In 18 years, our deeper understanding of hypertension has meant that clinicians need to explicitly consider:
- The age of the patient
- Which drugs cannot be prescribed together
- The ethnicity of the patient
- A consideration of co-morbidities
- Dosage
- Whether the patient is pregnant
- Avoiding increasing the risk of other diseases
And this is just hypertension—a single, if important, condition. Consider how much more there is to remember across all of the major conditions.
The second reason why it’s hard for GPs to take on more specialist management (what I have called level 3 of what we know about a condition) is that specialists will be reluctant to let them do so. Specialists rely on their training to interpret what they see and make decisions. If the future model of care relies on them “letting” less specialised colleagues perform what was “their” duties there will be an understandable degree of discomfort, if not open resistance.
I used to be the Medical Director of Map of Medicine, a company that produces clinical pathways to help local communities design services. I met countless local leaders—managers and clinicians—that wanted to redesign pathways so that GPs handled more patient care. The prevailing view seemed to be that by putting the information into a pathway, GPs would know what to do and specialists would relinquish their previous sphere of responsibility. We saw this especially in endocrinology, cardiology, rheumatology, and nephrology, perhaps because, as we saw in the hypertension example above, clinical knowledge has become so refined that early specialist care can be systematised into logical steps.
It really is not that simple. Just because the knowledge can now be reduced to logical steps it does not mean that people, especially clinicians, are going to be comfortable delegating more of what was their sphere of responsibility to a less specialised colleague. You see this also playing out in how reluctant many clinicians are to let patients handle more of their own care.
If we’re truly going to change the model of care we first need to understand how different levels of knowledge can be delegated across those involved—from the patient to the super specialist. We then need to ensure that at all levels people understand the “hand off” points, the ways in which one level segues into the next and responsibility goes from one person to the next. For instance, the specialist needs to know that while the patient is handling level 1, the GP is keeping an eye out for things in level 2, can administer level 3, and will approach the specialist for level 4, if required. The specialist, of course, will also be able to approach the super-specialist for level 5, if ever needed.
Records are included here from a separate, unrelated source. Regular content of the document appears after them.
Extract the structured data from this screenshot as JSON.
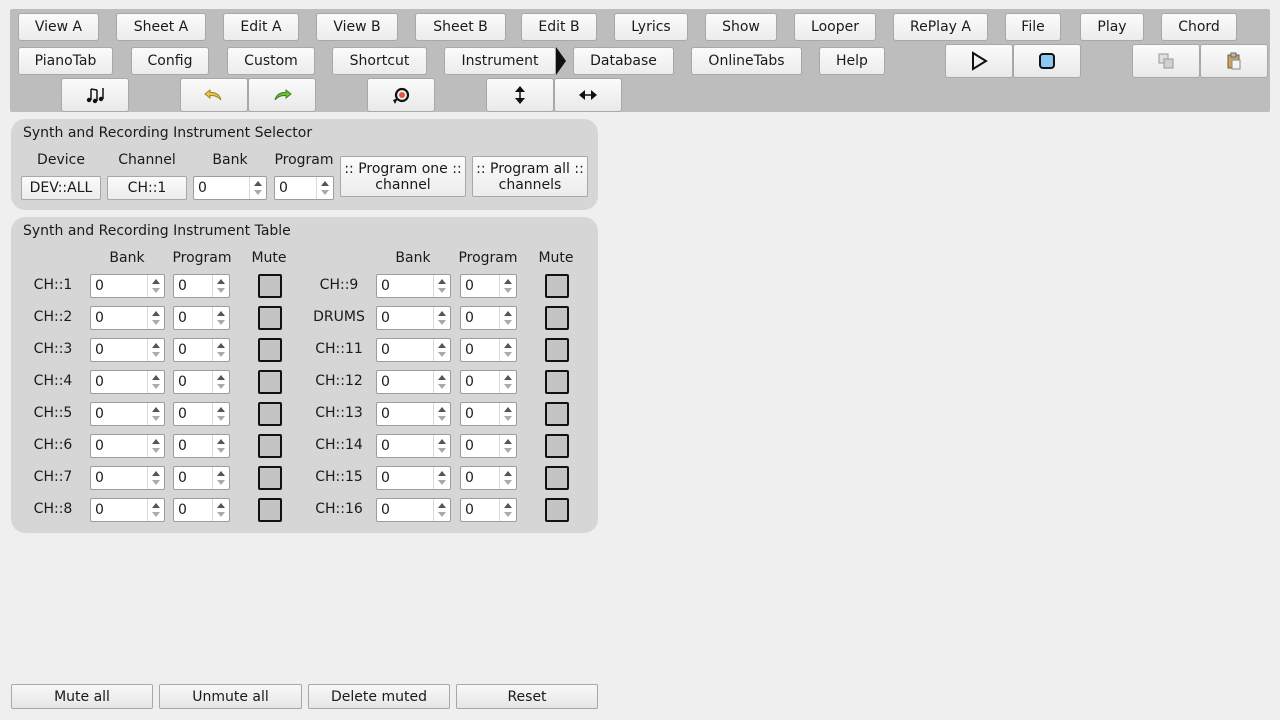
{
  "toolbar": {
    "row1": [
      "View A",
      "Sheet A",
      "Edit A",
      "View B",
      "Sheet B",
      "Edit B",
      "Lyrics",
      "Show",
      "Looper",
      "RePlay A",
      "File",
      "Play",
      "Chord"
    ],
    "row2": [
      "PianoTab",
      "Config",
      "Custom",
      "Shortcut",
      "Instrument",
      "Database",
      "OnlineTabs",
      "Help"
    ]
  },
  "selector": {
    "title": "Synth and Recording Instrument Selector",
    "col_device": "Device",
    "col_channel": "Channel",
    "col_bank": "Bank",
    "col_program": "Program",
    "device_value": "DEV::ALL",
    "channel_value": "CH::1",
    "bank_value": "0",
    "program_value": "0",
    "program_one": ":: Program one :: channel",
    "program_all": ":: Program all :: channels"
  },
  "table": {
    "title": "Synth and Recording Instrument Table",
    "col_bank": "Bank",
    "col_program": "Program",
    "col_mute": "Mute",
    "left": [
      {
        "ch": "CH::1",
        "bank": "0",
        "program": "0"
      },
      {
        "ch": "CH::2",
        "bank": "0",
        "program": "0"
      },
      {
        "ch": "CH::3",
        "bank": "0",
        "program": "0"
      },
      {
        "ch": "CH::4",
        "bank": "0",
        "program": "0"
      },
      {
        "ch": "CH::5",
        "bank": "0",
        "program": "0"
      },
      {
        "ch": "CH::6",
        "bank": "0",
        "program": "0"
      },
      {
        "ch": "CH::7",
        "bank": "0",
        "program": "0"
      },
      {
        "ch": "CH::8",
        "bank": "0",
        "program": "0"
      }
    ],
    "right": [
      {
        "ch": "CH::9",
        "bank": "0",
        "program": "0"
      },
      {
        "ch": "DRUMS",
        "bank": "0",
        "program": "0"
      },
      {
        "ch": "CH::11",
        "bank": "0",
        "program": "0"
      },
      {
        "ch": "CH::12",
        "bank": "0",
        "program": "0"
      },
      {
        "ch": "CH::13",
        "bank": "0",
        "program": "0"
      },
      {
        "ch": "CH::14",
        "bank": "0",
        "program": "0"
      },
      {
        "ch": "CH::15",
        "bank": "0",
        "program": "0"
      },
      {
        "ch": "CH::16",
        "bank": "0",
        "program": "0"
      }
    ]
  },
  "bottom": {
    "mute_all": "Mute all",
    "unmute_all": "Unmute all",
    "delete_muted": "Delete muted",
    "reset": "Reset"
  },
  "icons": {
    "play": "play-icon",
    "stop": "stop-icon",
    "copy": "copy-icon",
    "paste": "paste-icon",
    "notes": "music-notes-icon",
    "undo": "undo-icon",
    "redo": "redo-icon",
    "refresh": "refresh-icon",
    "vertical_resize": "vertical-resize-icon",
    "horizontal_resize": "horizontal-resize-icon"
  },
  "colors": {
    "toolbar_bg": "#bdbdbd",
    "panel_bg": "#d6d6d6",
    "undo_yellow": "#e6c84a",
    "redo_green": "#6cbf3c",
    "stop_fill": "#8ec8f0"
  }
}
Does all this sound complicated? It’s not, but at the same time it won’t be easy to implement. However, this kind of strategic approach to knowledge and responsibility management is, in my view, what’s required to create the one thing that is essential to the future model of care – trust. Trust between all clinicians and patients will be the glue needed to hold the future model together, especially in its experimental infancy.
Competing interests: I do not have any competing interests relevant to this post, although I did recently describe the above model to a prospective client.
Pritpal S Tamber is the director of Optimising Clinical Knowledge Ltd, a consultancy that helps organisations improve how they use established clinical knowledge. He was previously the medical director of Map of Medicine Ltd, a company that creates clinical pathways to help health communities design services. He was the editorial director for medicine for BioMed Central Ltd and he was also the managing director of Medicine Reports Ltd. He has twice been an editor at the BMJ, the first time as the student editor of the Student BMJ.
* This has been corrected post publication. The sentence orginally said, “guidance for anti-hypertensive treatment from 1983 and 2011.”